If $K$ is field extension of $F$ and if $a \in K$ such that $[F(a):F]$ is odd, show that $F(a) = F(a^{2})$. Given an example to show that this can be false if the degree of $F(a)$ over $F$ is even.
I know that $F(a^{2}) \subseteq F(a)$ and $[F(a):F] = [F(a):F(a^{2})][F(a^{2}):F]$. I know too that if $[K:F] = p$ with $p$ prime, so there are no intermediate fields between $K$ and $F$. Any hints?
On
In $F(a^2)[X]$ consider the polynomial of degree $2$, $P(X)=X^2-a^2$.
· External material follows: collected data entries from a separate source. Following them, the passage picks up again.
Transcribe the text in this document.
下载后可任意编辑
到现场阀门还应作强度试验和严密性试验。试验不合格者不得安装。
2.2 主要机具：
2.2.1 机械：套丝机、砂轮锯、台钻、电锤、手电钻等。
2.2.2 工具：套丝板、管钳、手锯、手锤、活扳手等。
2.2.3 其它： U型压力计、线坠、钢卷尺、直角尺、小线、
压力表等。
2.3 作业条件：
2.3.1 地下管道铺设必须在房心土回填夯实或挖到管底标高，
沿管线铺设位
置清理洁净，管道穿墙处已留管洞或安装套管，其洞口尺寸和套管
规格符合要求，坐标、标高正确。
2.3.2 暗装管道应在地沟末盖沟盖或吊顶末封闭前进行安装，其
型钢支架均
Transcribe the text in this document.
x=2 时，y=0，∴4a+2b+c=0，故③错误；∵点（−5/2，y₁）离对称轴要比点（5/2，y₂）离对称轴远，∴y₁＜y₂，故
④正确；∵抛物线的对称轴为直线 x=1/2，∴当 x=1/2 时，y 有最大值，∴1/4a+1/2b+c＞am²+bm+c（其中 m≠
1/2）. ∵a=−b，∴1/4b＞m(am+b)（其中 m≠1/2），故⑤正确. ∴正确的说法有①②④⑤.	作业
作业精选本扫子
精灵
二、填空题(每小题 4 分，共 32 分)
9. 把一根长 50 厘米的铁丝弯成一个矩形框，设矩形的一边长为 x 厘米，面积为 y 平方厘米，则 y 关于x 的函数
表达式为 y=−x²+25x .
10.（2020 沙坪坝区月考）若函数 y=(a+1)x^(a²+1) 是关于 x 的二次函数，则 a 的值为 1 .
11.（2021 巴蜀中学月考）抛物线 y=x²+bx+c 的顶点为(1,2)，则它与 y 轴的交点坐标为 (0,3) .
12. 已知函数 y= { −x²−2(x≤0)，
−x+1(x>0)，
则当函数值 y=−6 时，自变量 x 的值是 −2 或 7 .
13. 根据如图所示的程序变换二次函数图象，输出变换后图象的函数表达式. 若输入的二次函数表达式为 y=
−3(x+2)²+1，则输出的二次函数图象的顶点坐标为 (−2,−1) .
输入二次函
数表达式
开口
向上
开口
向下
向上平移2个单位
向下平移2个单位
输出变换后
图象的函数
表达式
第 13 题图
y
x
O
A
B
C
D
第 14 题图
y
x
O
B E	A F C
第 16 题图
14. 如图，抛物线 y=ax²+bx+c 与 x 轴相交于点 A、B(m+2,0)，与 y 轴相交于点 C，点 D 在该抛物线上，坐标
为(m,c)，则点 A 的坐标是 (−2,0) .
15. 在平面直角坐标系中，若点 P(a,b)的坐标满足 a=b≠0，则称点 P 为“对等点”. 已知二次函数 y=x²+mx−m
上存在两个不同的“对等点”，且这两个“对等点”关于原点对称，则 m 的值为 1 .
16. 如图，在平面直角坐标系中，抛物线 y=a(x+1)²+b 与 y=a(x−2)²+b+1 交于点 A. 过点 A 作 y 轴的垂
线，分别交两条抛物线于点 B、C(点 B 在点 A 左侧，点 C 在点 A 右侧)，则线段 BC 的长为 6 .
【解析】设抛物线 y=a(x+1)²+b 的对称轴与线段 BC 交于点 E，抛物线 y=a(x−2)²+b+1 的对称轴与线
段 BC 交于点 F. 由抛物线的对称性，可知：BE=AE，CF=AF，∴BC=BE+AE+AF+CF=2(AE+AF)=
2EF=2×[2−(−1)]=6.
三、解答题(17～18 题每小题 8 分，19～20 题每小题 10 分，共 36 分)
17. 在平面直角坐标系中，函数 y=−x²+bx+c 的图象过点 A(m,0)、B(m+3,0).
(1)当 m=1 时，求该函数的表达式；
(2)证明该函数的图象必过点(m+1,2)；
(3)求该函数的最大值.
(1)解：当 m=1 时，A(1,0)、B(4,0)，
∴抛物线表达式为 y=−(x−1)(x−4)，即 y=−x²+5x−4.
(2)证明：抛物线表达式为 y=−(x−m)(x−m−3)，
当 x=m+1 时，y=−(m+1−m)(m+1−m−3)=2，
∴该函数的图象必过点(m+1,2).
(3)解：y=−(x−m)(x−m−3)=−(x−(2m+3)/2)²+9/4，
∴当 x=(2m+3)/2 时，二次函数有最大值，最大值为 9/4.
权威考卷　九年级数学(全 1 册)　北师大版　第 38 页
$a\in F(a)\supset F(a^2)$ is such that $P(a)=0$. So the degree of the extension is at most $2$. In other words $[F(a):F(a^2)]\in \{1,2\}$.
Because $[F(a):F]=[F(a):F(a^2][F(a^2):F]$, if $[F(a):F]$ is odd then $[F(a):F(a^2)]=1$ and this means $F(a)=F(a^2)$.
The counterexample is obvious. Consider $F=\Bbb{Q}$ and $a=\sqrt{2}$
Hint : First prove that $[F(a):F(a^2)]\leq 2$, and then prove that it can't be equal to $2$.